Apoiantes de González Urrutia e da líder da oposição María Corina Machado concentraram-se em Caracas e noutras cidades venezuelanas para contestar o resultado da eleição de domingo, que, segundo o Conselho Nacional Eleitoral (CNE), alinhado com o governo, concede um terceiro mandato ao chavista Maduro.

"Devemos permanecer nas ruas, não podemos permitir que nos roubem os votos tão descaradamente. Isto precisa de mudar", disse a administradora Carley Patiño, de 47 anos, à AFP.

Liderada por María Corina Machado, a oposição afirma ter provas da sua vitória, enquanto a comunidade internacional pressiona por uma recontagem transparente dos votos.

Os presidentes do Brasil e dos Estados Unidos pediram nesta terça-feira a apresentação das atas de votação, ressaltando que as eleições na Venezuela representam “um momento crítico para a democracia no hemisfério”.

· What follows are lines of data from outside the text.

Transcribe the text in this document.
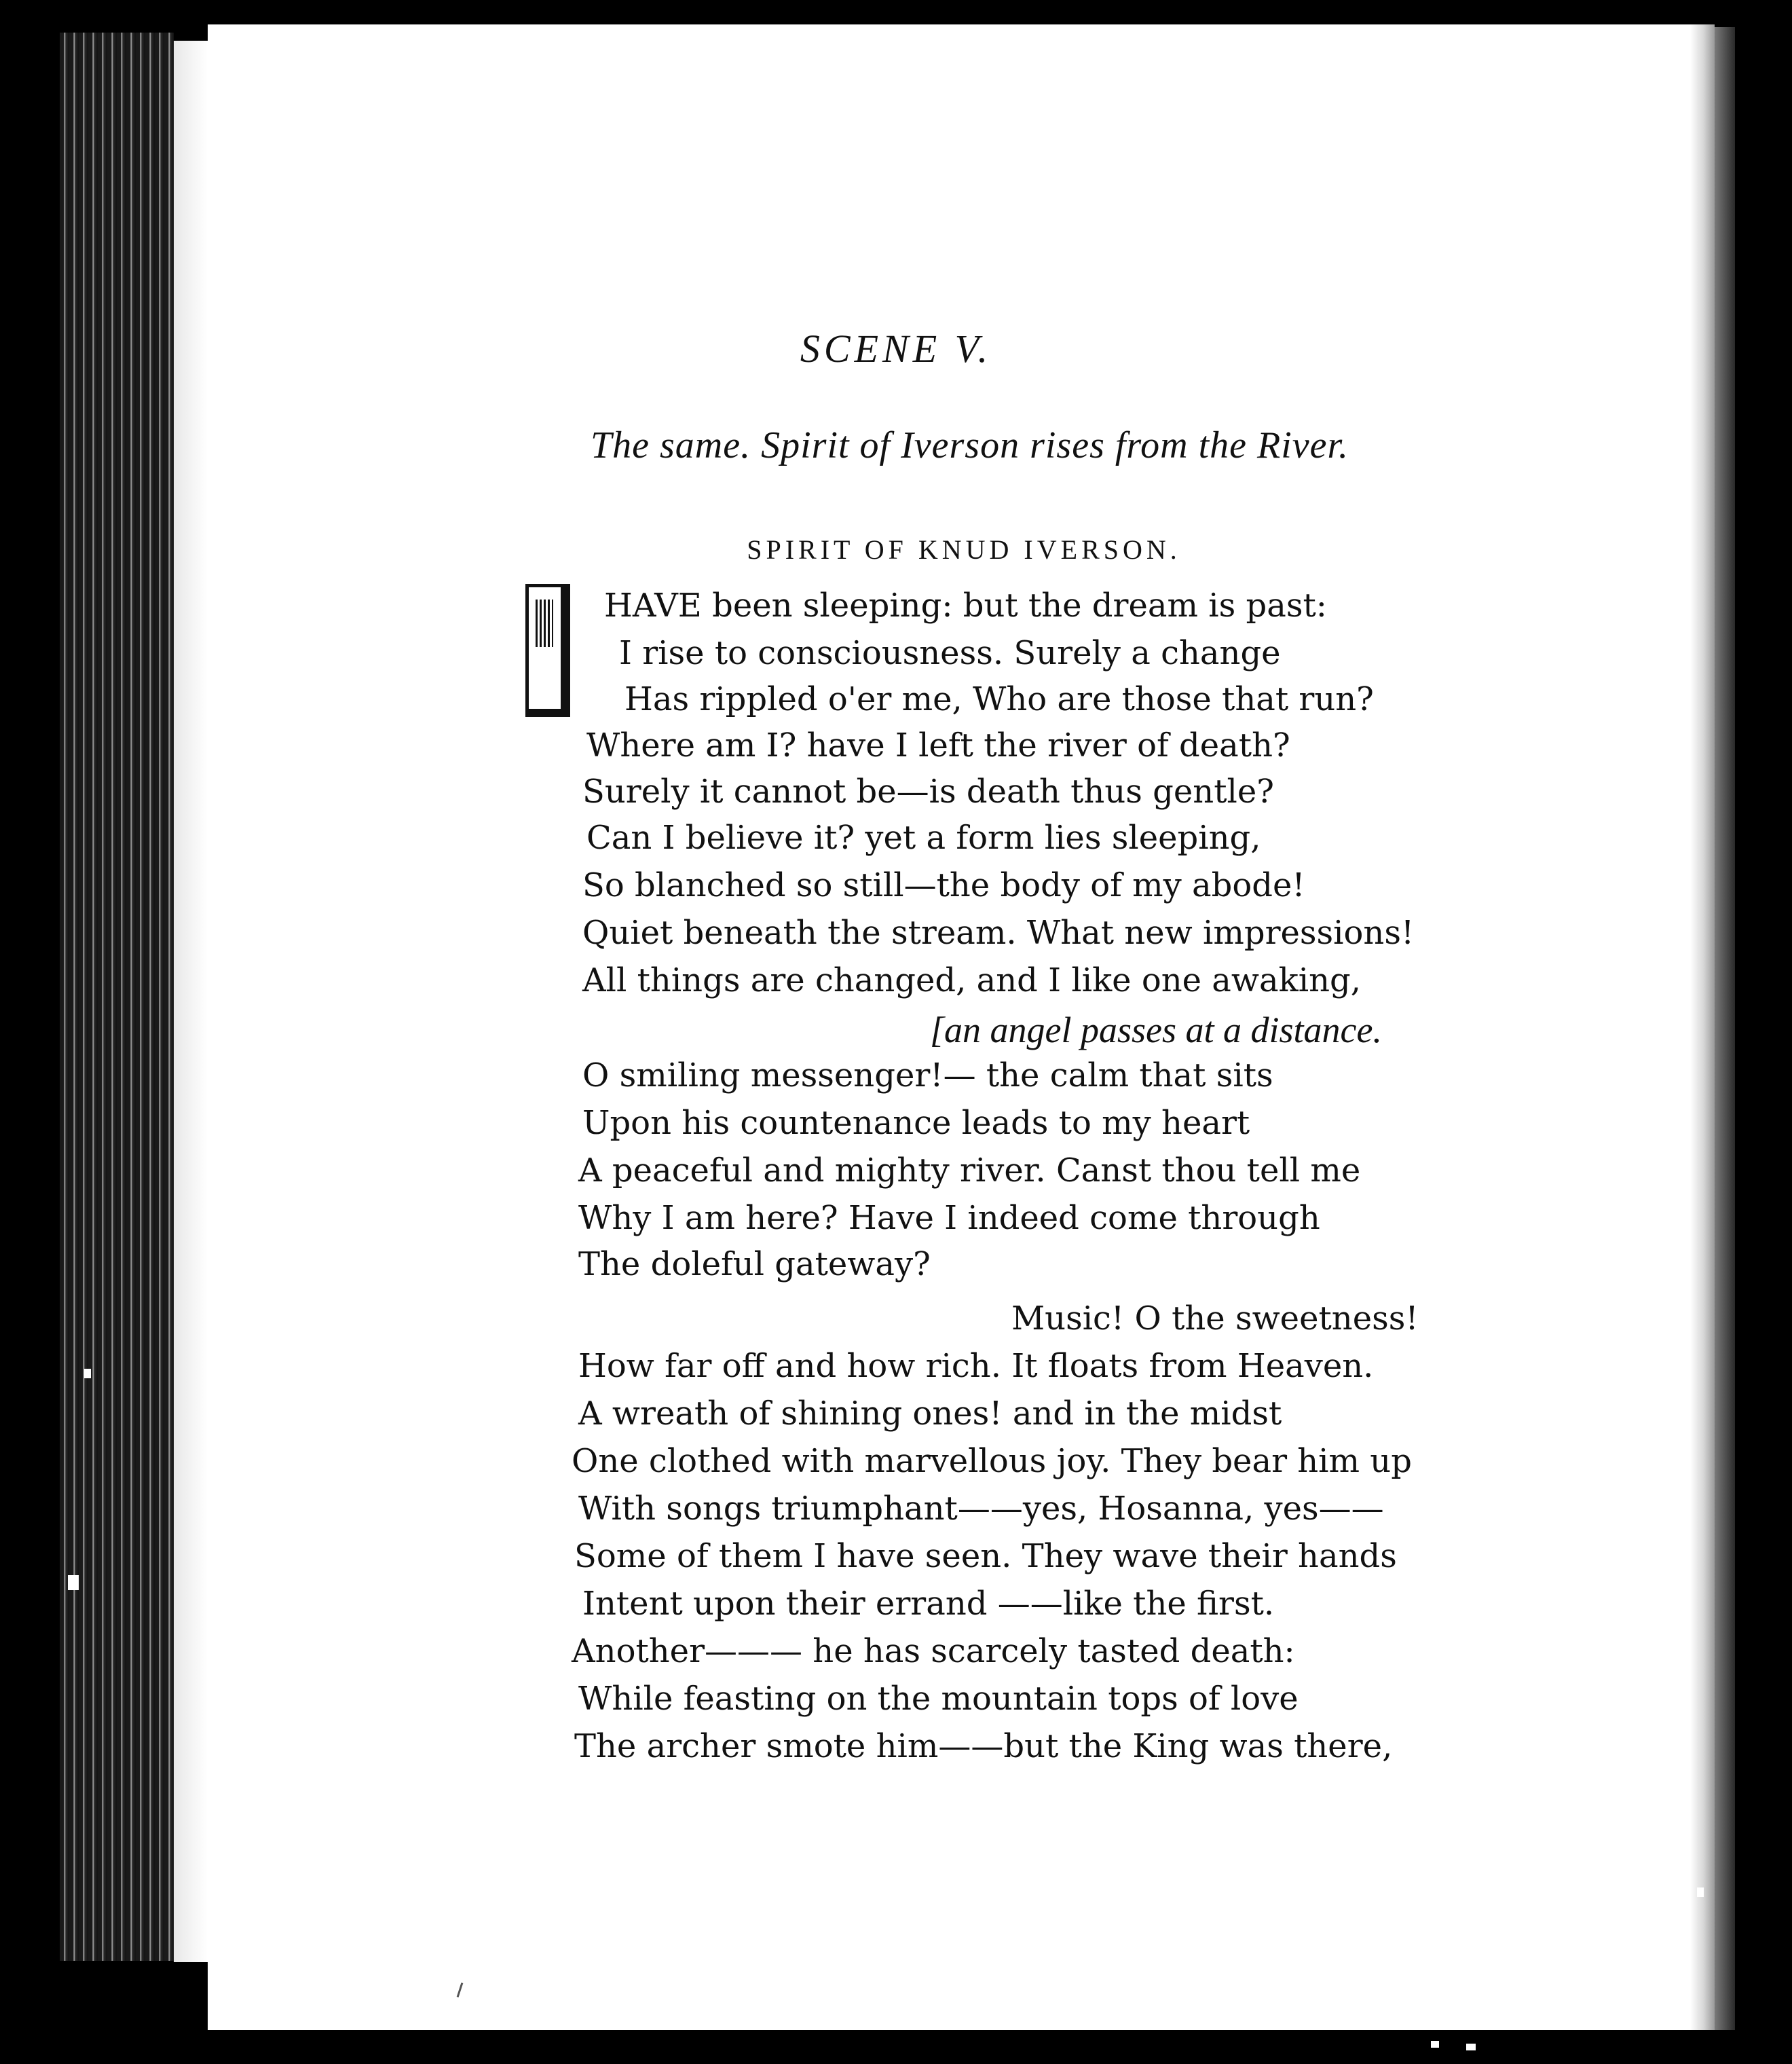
SCENE V.

The same. Spirit of Iverson rises from the River.

SPIRIT OF KNUD IVERSON.

HAVE been sleeping: but the dream is past:
I rise to consciousness. Surely a change
Has rippled o'er me, Who are those that run?
Where am I? have I left the river of death?
Surely it cannot be—is death thus gentle?
Can I believe it? yet a form lies sleeping,
So blanched so still—the body of my abode!
Quiet beneath the stream. What new impressions!
All things are changed, and I like one awaking,
[an angel passes at a distance.
O smiling messenger!— the calm that sits
Upon his countenance leads to my heart
A peaceful and mighty river. Canst thou tell me
Why I am here? Have I indeed come through
The doleful gateway?
Music! O the sweetness!
How far off and how rich. It floats from Heaven.
A wreath of shining ones! and in the midst
One clothed with marvellous joy. They bear him up
With songs triumphant——yes, Hosanna, yes——
Some of them I have seen. They wave their hands
Intent upon their errand ——like the first.
Another——— he has scarcely tasted death:
While feasting on the mountain tops of love
The archer smote him——but the King was there,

María Corina afirma possuir cópias de 84% das atas, que provariam a fraude, e já as publicou em um site.

Pedido de calma

Durante a concentração em Caracas, González Urrutia pediu calma às Forças Armada, após a morte de 11 civis em protestos, nos quais dezenas de pessoas ficaram feridas.

"Senhores da Força Armada: não há razão alguma para reprimir o povo da Venezuela, não há motivo para tanta perseguição", disse o rival de Maduro nas eleições.

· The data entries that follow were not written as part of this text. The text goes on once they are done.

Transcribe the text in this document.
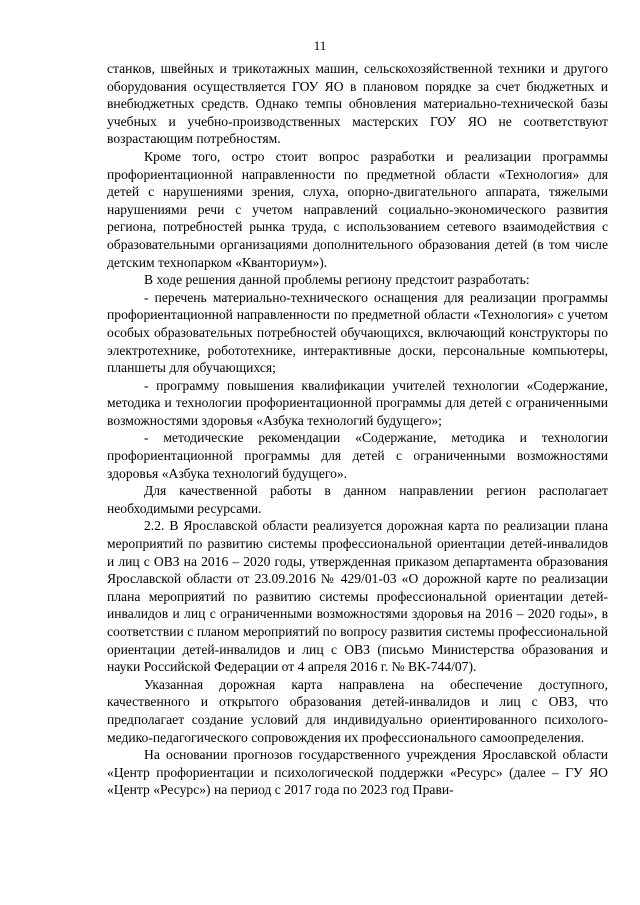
11

станков, швейных и трикотажных машин, сельскохозяйственной техники и другого оборудования осуществляется ГОУ ЯО в плановом порядке за счет бюджетных и внебюджетных средств. Однако темпы обновления материально-технической базы учебных и учебно-производственных мастерских ГОУ ЯО не соответствуют возрастающим потребностям.

Кроме того, остро стоит вопрос разработки и реализации программы профориентационной направленности по предметной области «Технология» для детей с нарушениями зрения, слуха, опорно-двигательного аппарата, тяжелыми нарушениями речи с учетом направлений социально-экономического развития региона, потребностей рынка труда, с использованием сетевого взаимодействия с образовательными организациями дополнительного образования детей (в том числе детским технопарком «Кванториум»).

В ходе решения данной проблемы региону предстоит разработать:

- перечень материально-технического оснащения для реализации программы профориентационной направленности по предметной области «Технология» с учетом особых образовательных потребностей обучающихся, включающий конструкторы по электротехнике, робототехнике, интерактивные доски, персональные компьютеры, планшеты для обучающихся;

- программу повышения квалификации учителей технологии «Содержание, методика и технологии профориентационной программы для детей с ограниченными возможностями здоровья «Азбука технологий будущего»;

- методические рекомендации «Содержание, методика и технологии профориентационной программы для детей с ограниченными возможностями здоровья «Азбука технологий будущего».

Для качественной работы в данном направлении регион располагает необходимыми ресурсами.

2.2. В Ярославской области реализуется дорожная карта по реализации плана мероприятий по развитию системы профессиональной ориентации детей-инвалидов и лиц с ОВЗ на 2016 – 2020 годы, утвержденная приказом департамента образования Ярославской области от 23.09.2016 № 429/01-03 «О дорожной карте по реализации плана мероприятий по развитию системы профессиональной ориентации детей-инвалидов и лиц с ограниченными возможностями здоровья на 2016 – 2020 годы», в соответствии с планом мероприятий по вопросу развития системы профессиональной ориентации детей-инвалидов и лиц с ОВЗ (письмо Министерства образования и науки Российской Федерации от 4 апреля 2016 г. № ВК-744/07).

Указанная дорожная карта направлена на обеспечение доступного, качественного и открытого образования детей-инвалидов и лиц с ОВЗ, что предполагает создание условий для индивидуально ориентированного психолого-медико-педагогического сопровождения их профессионального самоопределения.

На основании прогнозов государственного учреждения Ярославской области «Центр профориентации и психологической поддержки «Ресурс» (далее – ГУ ЯО «Центр «Ресурс») на период с 2017 года по 2023 год Прави-
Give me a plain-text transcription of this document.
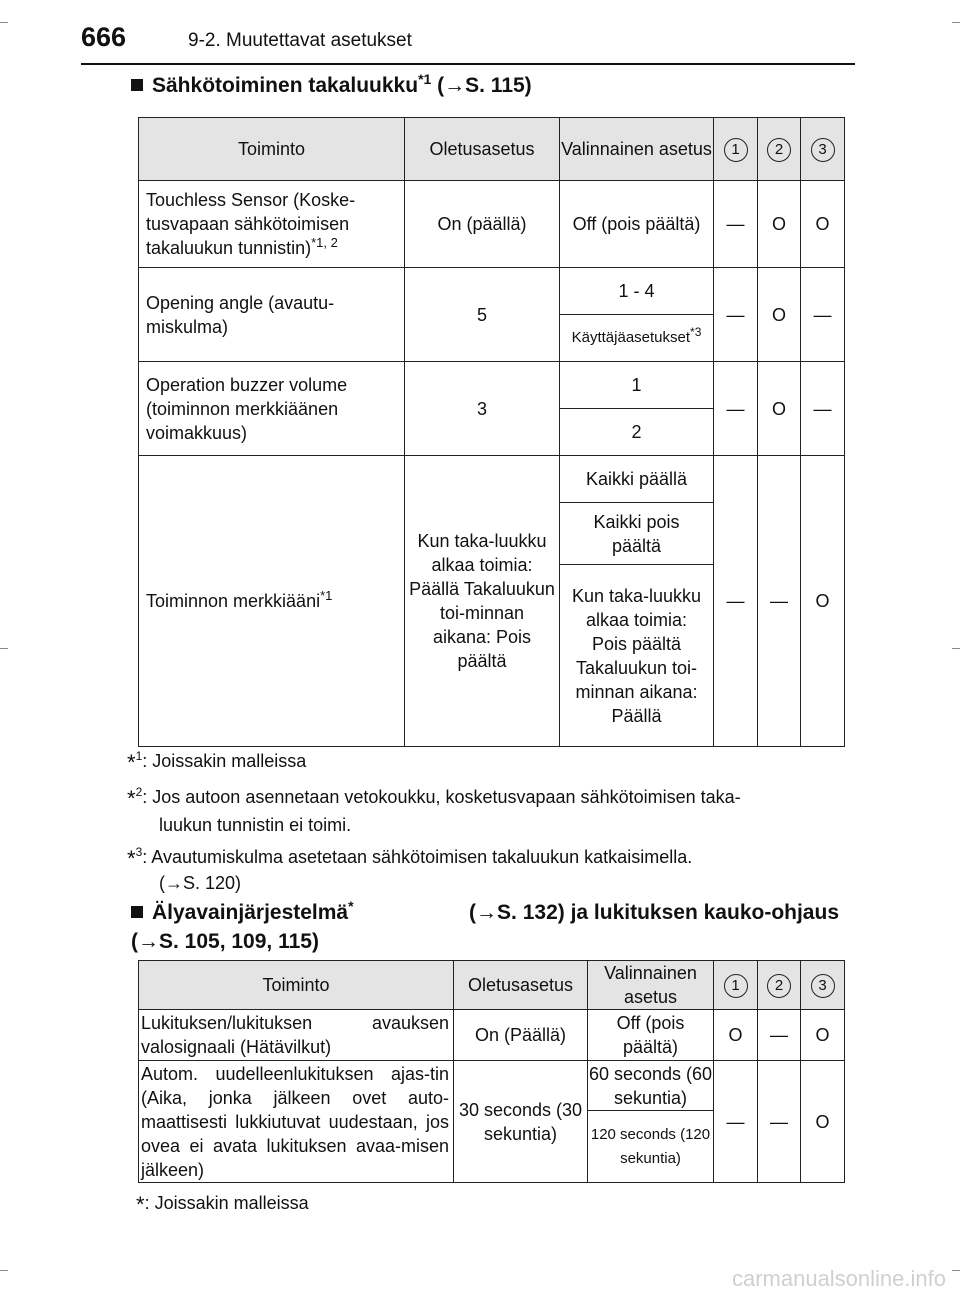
666	9-2. Muutettavat asetukset
Sähkötoiminen takaluukku$^{*1}$ (→S. 115)
Toiminto	Oletusasetus	Valinnainen asetus	1	2	3
Touchless Sensor (Koske-tusvapaan sähkötoimisen takaluukun tunnistin)$^{*1, 2}$	On (päällä)	Off (pois päältä)	—	O	O
Opening angle (avautu-miskulma)	5	1 - 4	—	O	—
		Käyttäjäasetukset$^{*3}$
Operation buzzer volume (toiminnon merkkiäänen voimakkuus)	3	1	—	O	—
		2			
Toiminnon merkkiääni$^{*1}$	Kun taka-luukku alkaa toimia: Päällä Takaluukun toi-minnan aikana: Pois päältä	Kaikki päällä	—	—	O
		Kaikki pois päältä			
		Kun taka-luukku alkaa toimia: Pois päältä Takaluukun toi-minnan aikana: Päällä			
*$^1$: Joissakin malleissa
*$^2$: Jos autoon asennetaan vetokoukku, kosketusvapaan sähkötoimisen taka-
luukun tunnistin ei toimi.
*$^3$: Avautumiskulma asetetaan sähkötoimisen takaluukun katkaisimella.
(→S. 120)
Älyavainjärjestelmä*	(→S. 132) ja lukituksen kauko-ohjaus
(→S. 105, 109, 115)
Toiminto	Oletusasetus	Valinnainen asetus	1	2	3
Lukituksen/lukituksen avauksen valosignaali (Hätävilkut)	On (Päällä)	Off (pois päältä)	O	—	O
Autom. uudelleenlukituksen ajas-tin (Aika, jonka jälkeen ovet auto-maattisesti lukkiutuvat uudestaan, jos ovea ei avata lukituksen avaa-misen jälkeen)	30 seconds (30 sekuntia)	60 seconds (60 sekuntia)	—	—	O
		120 seconds (120 sekuntia)			
*: Joissakin malleissa
carmanualsonline.info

O presidente responsabilizou González Urrutia e Machado pela violência nas manifestações e garantiu que "a justiça vai chegar".

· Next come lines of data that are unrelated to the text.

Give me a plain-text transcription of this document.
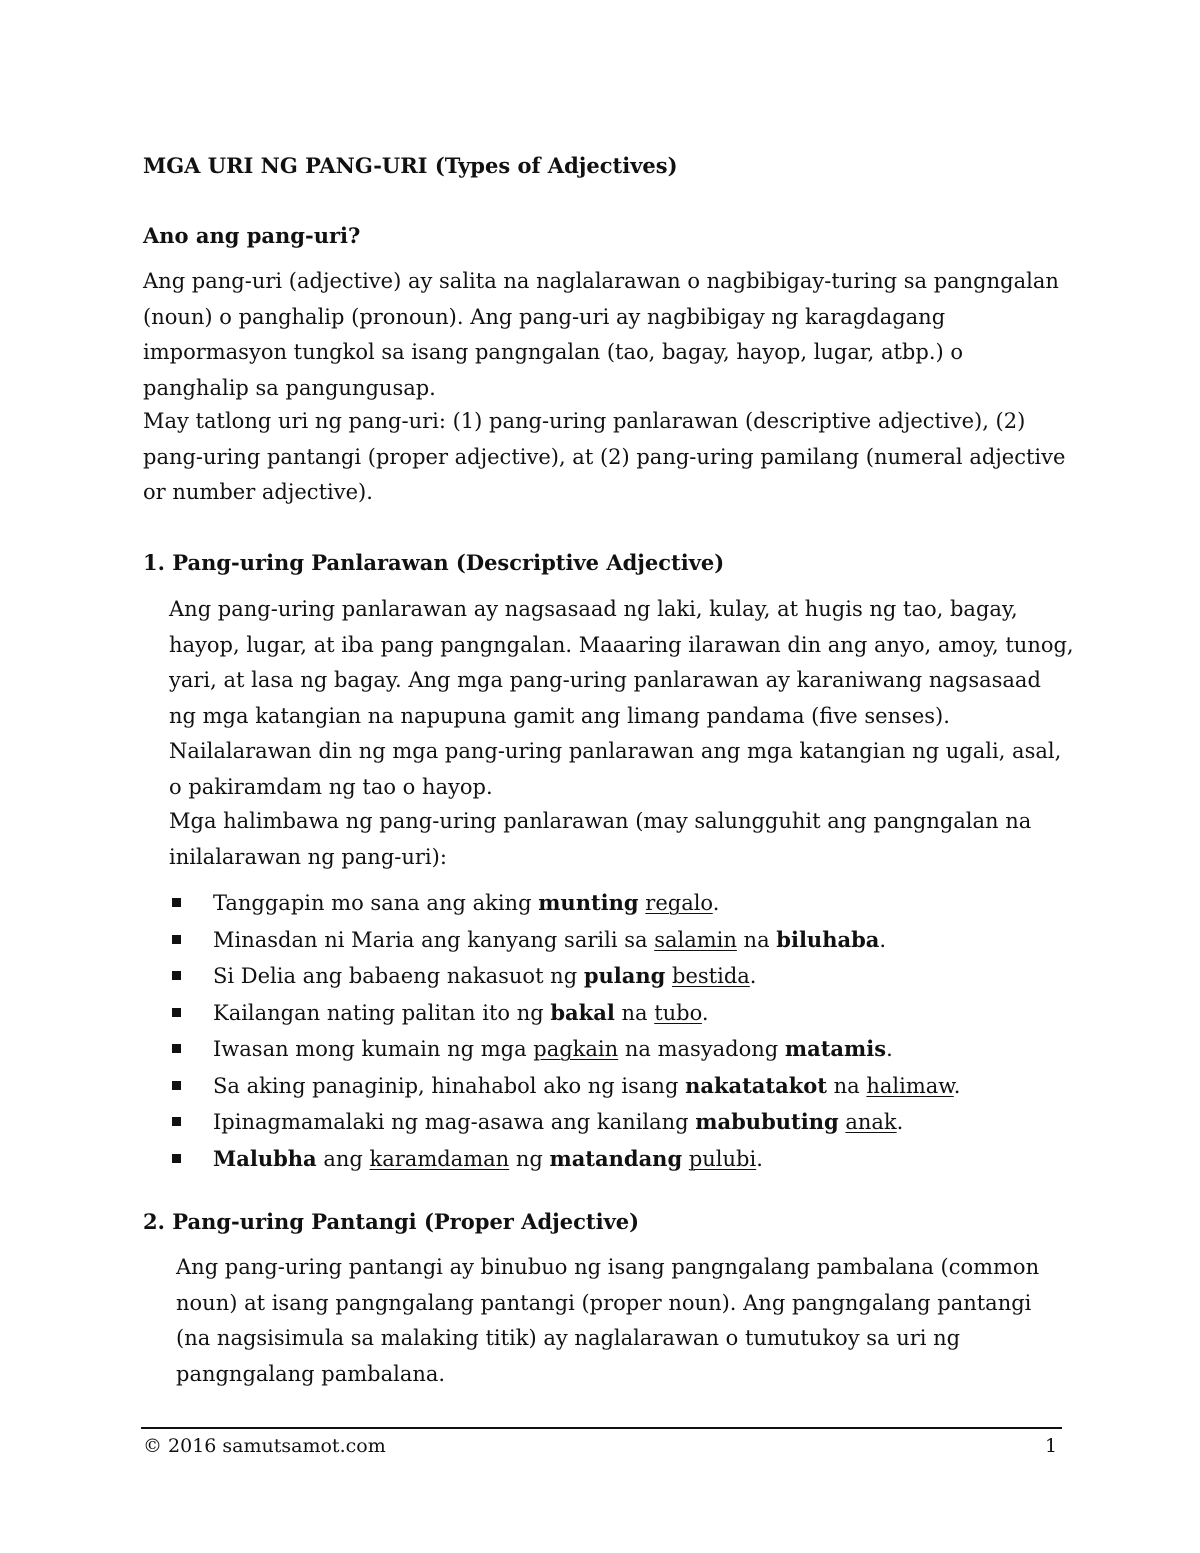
MGA URI NG PANG-URI (Types of Adjectives)

Ano ang pang-uri?

Ang pang-uri (adjective) ay salita na naglalarawan o nagbibigay-turing sa pangngalan (noun) o panghalip (pronoun). Ang pang-uri ay nagbibigay ng karagdagang impormasyon tungkol sa isang pangngalan (tao, bagay, hayop, lugar, atbp.) o panghalip sa pangungusap.

May tatlong uri ng pang-uri: (1) pang-uring panlarawan (descriptive adjective), (2) pang-uring pantangi (proper adjective), at (2) pang-uring pamilang (numeral adjective or number adjective).

1. Pang-uring Panlarawan (Descriptive Adjective)

Ang pang-uring panlarawan ay nagsasaad ng laki, kulay, at hugis ng tao, bagay, hayop, lugar, at iba pang pangngalan. Maaaring ilarawan din ang anyo, amoy, tunog, yari, at lasa ng bagay. Ang mga pang-uring panlarawan ay karaniwang nagsasaad ng mga katangian na napupuna gamit ang limang pandama (five senses). Nailalarawan din ng mga pang-uring panlarawan ang mga katangian ng ugali, asal, o pakiramdam ng tao o hayop.

Mga halimbawa ng pang-uring panlarawan (may salungguhit ang pangngalan na inilalarawan ng pang-uri):

Tanggapin mo sana ang aking munting regalo.
Minasdan ni Maria ang kanyang sarili sa salamin na biluhaba.
Si Delia ang babaeng nakasuot ng pulang bestida.
Kailangan nating palitan ito ng bakal na tubo.
Iwasan mong kumain ng mga pagkain na masyadong matamis.
Sa aking panaginip, hinahabol ako ng isang nakatatakot na halimaw.
Ipinagmamalaki ng mag-asawa ang kanilang mabubuting anak.
Malubha ang karamdaman ng matandang pulubi.

2. Pang-uring Pantangi (Proper Adjective)

Ang pang-uring pantangi ay binubuo ng isang pangngalang pambalana (common noun) at isang pangngalang pantangi (proper noun). Ang pangngalang pantangi (na nagsisimula sa malaking titik) ay naglalarawan o tumutukoy sa uri ng pangngalang pambalana.

© 2016 samutsamot.com	1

"Responsabilizo o senhor, González Urrutia, por tudo o que está a acontecer na Venezuela, pela violência criminosa, pelos delinquentes, pelos feridos, pelos mortos, pela destruição", disse hoje Maduro, no palácio presidencial de Miraflores.

"A justiça será feita contra diabos e demónios. Haverá justiça. Saia do seu esconderijo, senhor covarde!", gritou o presidente mais tarde referindo-se a Urrutia e María Corina, diante de centenas de apoiantes que se concentraram em frente ao palácio.

O alto comissário das Nações Unidas para os Direitos Humanos, Volker Türk, e o responsável pela diplomacia da União Europeia, Josep Borrell, pediram respeito à manifestação pacífica dos opositores.

"Número alarmante"

A ONG de defesa dos direitos humanos Foro Penal relatou que pelo menos 11 civis morreram nos protestos, incluindo dois menores de idade.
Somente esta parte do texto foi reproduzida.